Alfred Hitchcock no seu filme de 1954, “Janela Indiscreta” (Rear Window, cuja tradução literal é “Janela das traseiras”, apelando ao que se desenrola por detrás), narra o crescente desenvolvimento de sentimentos paranóides vividos pelo protagonista. Impossibilitado de se mover e confinado ao espaço de sua casa, o fotógrafo Jeff (James Stewart), sente-se gradualmente invadido por um sentimento claustrofóbico paralisante.
Preso numa cadeira de rodas, vive um conflito interno evitando comprometer-se numa relação amorosa com Lisa (Grace Kelly), (primeiros vestígios claustrofóbicos). Passa a interessar-se pelo ambiente exterior, observando e posteriormente vigiando, através da janela da sua sala, as casas dos vizinhos, as acções desenroladas nos seus interiores e as múltiplas personagens que, através do seu olhar, passam a constituir-se como personagens de um filme construído por si. Transformando a janela numa tela, Jeff projecta os seus fantasmas internos nos diversos personagens que vão surgindo.

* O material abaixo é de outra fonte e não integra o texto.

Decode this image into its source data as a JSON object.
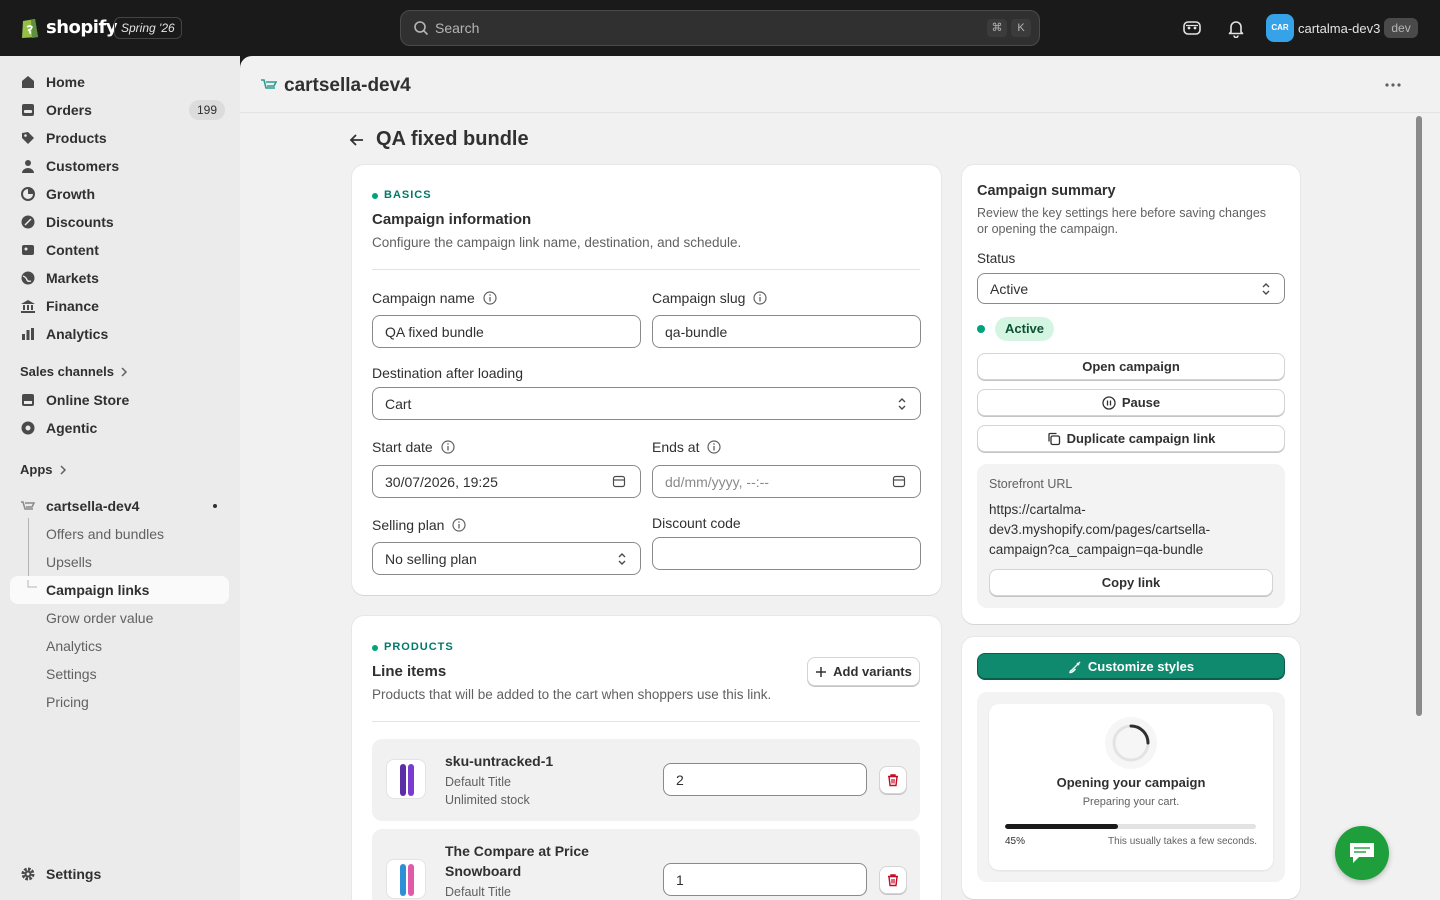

Certa noite, a escuta de um grito (equivalente ao grito mudo da sua angústia), alerta-o para as estranhas movimentações ocorridas no exterior, despertando em si sentimentos de desconfiança. As cenas que observa, contaminadas pela sua fantasia, conduzem-no à crença de ter testemunhado um crime. Outros acontecimentos, como a morte de um cão, reforçam o seu sentimento, levando-o a assumir o papel de vigia furtivo. Munido de uma lente fotográfica, perscruta a vida dos seus vizinhos, acabando por tornar-se ele próprio num agente persecutório. O recurso à lente, cuja função é a de aumentar o grau de ampliação, anulando o distanciamento, vem potenciar a indiferenciação entre o mundo interno e o mundo externo, diluindo a fronteira entre estes dois ambientes. O sentimento paranóide é então projectado no exterior, afastando o personagem do contacto com as verdadeiras ameaças que habitam o seu mundo interno.
As circunstâncias actuais em que mergulhámos involuntariamente trouxeram-nos, de forma crua e abrupta, uma realidade em que, submetidos a um confinamento obrigatório, nos vimos, não só privados da nossa liberdade pessoal (sentida como claustrofóbica), como resignados ao convívio com uma ameaça externa, difusa e potencialmente mortal. Tais circunstâncias, desreguladoras do curso normal da vida de cada um e da sociedade enquanto grupo, levaram a que se observassem movimentos, também eles violentos. Perante a dificuldade em transformar, elaborando angústias primitivas emergentes; perante a inviabilidade de representar, atribuindo um significado e encontrando um lugar onde o impensável pudesse assumir-se como passível de ser digerido pelo processo do pensamento; perante a impossibilidade de integrar o medo de ser destruído e de perda da integração do eu, surgiu a paralisia e com ela os movimentos projectivos, evacuados no exterior. Estes movimentos ganharam grandes proporções sendo vividos, na sua dimensão mais violenta, sob a forma de fantasias paranóides, projectadas através de sentimentos de desconfiança dirigidos ao “outro”: governo, autoridades de saúde, mas também vizinhos, pares ou familiares, sob variados modos. A ameaça assumiu a forma viral da desconfiança.
Sob a égide da tolerância e recurso à capacidade negativa (como Bion propôs), será necessário adoptar um certo distanciamento, ancorado na esperança e confiança na nossa capacidade edificante e agregadora de pensar os nossos próprios pensamentos, permitindo o acesso à capacidade de conter, elaborar e integrar a experiência, potencial evento traumático. Esse distanciamento só poderá ser vivido através da capacidade de abdicar das “lentes”, que potenciam a proximidade excessiva, dificultando aceder ao verdadeiro olhar. Será preciso tempo, compasso de espera difícil de suportar, mas necessário. Possivelmente aquele tempo que, também nos processos psicanalíticos, é necessariamente vivido de modo a distinguir e separar o interno do externo, tornando o mundo interno progressivamente mais capaz de enfrentar e conviver com os impactos destrutivos e virais inerentes à vida.